Sociologist Jayeel Cornelio of Ateneo de Manila University’s Development Studies program said the same.
“Young people remain fragmented and their local experiences matter: unemployment, conflict, discrimination, and lack of education, [for example]. These experiences affect their voting preferences based on whom they think can meet their needs,” Cornelio said.
“The most important variables affecting voting preferences are education, religion, and to a certain extent, class. But even these variables also shift depending on issues of the day,” he added.
Far from apathy, Cornelio would characterize the youth’s attitudes toward elections and politics in general as fragmented, colored by their own backgrounds.
Asked if there is a youth vote, both professors said no.
“We cannot generalize the youth vote much like how we cannot generalize other generations,” Bautista said.
Above all, she added that it would be most important to look at socioeconomic factors that inform how the youth participate in politics and in elections.

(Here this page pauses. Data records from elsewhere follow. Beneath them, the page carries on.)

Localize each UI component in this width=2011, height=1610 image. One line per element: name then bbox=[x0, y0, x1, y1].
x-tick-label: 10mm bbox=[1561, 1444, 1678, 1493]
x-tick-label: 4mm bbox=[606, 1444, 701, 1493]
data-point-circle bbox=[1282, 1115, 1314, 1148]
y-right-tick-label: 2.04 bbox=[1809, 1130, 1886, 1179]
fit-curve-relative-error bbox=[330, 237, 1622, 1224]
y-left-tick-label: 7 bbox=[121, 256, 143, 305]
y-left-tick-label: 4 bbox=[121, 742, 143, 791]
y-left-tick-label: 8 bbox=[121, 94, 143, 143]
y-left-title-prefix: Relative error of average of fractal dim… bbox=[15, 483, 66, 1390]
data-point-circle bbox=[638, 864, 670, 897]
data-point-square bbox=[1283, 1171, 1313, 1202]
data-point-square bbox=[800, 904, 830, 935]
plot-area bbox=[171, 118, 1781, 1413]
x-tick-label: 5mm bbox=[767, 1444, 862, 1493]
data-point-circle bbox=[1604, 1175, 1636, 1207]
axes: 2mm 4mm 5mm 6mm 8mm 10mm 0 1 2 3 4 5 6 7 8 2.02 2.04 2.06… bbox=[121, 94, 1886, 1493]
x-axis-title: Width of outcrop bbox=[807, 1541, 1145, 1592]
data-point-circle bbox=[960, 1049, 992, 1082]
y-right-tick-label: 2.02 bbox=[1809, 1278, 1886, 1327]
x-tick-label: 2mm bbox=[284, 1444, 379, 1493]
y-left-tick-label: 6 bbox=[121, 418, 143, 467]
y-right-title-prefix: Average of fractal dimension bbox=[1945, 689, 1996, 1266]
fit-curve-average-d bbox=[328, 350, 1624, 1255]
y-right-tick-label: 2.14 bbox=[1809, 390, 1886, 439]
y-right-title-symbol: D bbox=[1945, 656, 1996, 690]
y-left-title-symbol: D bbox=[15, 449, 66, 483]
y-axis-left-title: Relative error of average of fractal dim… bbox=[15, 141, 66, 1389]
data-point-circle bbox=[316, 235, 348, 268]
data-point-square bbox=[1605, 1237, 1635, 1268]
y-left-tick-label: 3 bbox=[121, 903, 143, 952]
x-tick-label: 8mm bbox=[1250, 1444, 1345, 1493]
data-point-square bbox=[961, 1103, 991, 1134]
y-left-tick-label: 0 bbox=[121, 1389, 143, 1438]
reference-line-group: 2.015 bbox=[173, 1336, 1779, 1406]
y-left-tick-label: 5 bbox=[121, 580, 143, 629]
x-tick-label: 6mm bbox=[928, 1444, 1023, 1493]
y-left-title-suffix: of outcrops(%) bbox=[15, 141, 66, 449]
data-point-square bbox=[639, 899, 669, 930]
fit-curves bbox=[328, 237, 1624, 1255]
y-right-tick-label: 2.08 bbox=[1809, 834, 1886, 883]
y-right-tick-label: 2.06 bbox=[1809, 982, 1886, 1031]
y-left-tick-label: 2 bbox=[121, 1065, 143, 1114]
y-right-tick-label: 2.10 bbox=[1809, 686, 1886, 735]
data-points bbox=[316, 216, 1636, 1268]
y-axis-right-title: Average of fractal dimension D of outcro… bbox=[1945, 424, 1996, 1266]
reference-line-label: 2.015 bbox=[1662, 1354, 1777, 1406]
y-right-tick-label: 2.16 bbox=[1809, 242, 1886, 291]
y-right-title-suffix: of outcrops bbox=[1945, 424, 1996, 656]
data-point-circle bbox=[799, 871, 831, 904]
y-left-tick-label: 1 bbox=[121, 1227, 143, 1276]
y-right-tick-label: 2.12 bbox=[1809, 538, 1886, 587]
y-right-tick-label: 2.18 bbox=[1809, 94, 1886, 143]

Young people like Lopez and Reyes are cognizant of this fragmentation. “[There are those] who are comfortable, privileged enough to tune out of the political noise,” Lopez said.
In their campaign work, Reyes is the one involved in empowering partner communities to vote and campaign for the Otso Diretso candidates. In his work, he said, he sees the value of face-to-face conversations with people on the ground.
“[Campaigning and politics is] a matter of getting the context of people, so you don’t just get confined in your own echo chamber,” Reyes said.
“Instead of simply voting in the elections, young people might think that participating in politics should not be limited to participating in the elections. There are several other ways which they think may be more effective,” said Bautista.
She said that more and more, youth are turning to “social movement-oriented forms of participation,” like boycotts and working for non-governmental organizations or NGOs.
Aside from work in the campaign, Lopez is involved in the Disgruntled Young People network, a group of young people who regularly hold roundtable discussions about pertinent issues in the country. Through their network, they also participate in a bunch of volunteer engagements.
Reyes, meanwhile, works for Hirayang Kabataan – consisting of young people who conduct leadership trainings for others their age “to build a country governed by leaders with competence and integrity.”
They both spoke with passion, but Lopez cushioned her optimism with a bitter pill of sorts. “Hindi lang puwedeng puro advocacy, kasi may political realities din (Advocacy alone is not enough because there are also political realities).”
Asked where they’ll be after the 2019 polls, Lopez and Reyes said they would continue participating in politics with these advocacies. “There needs to be a call for social movements for people to be more engaged in politics.”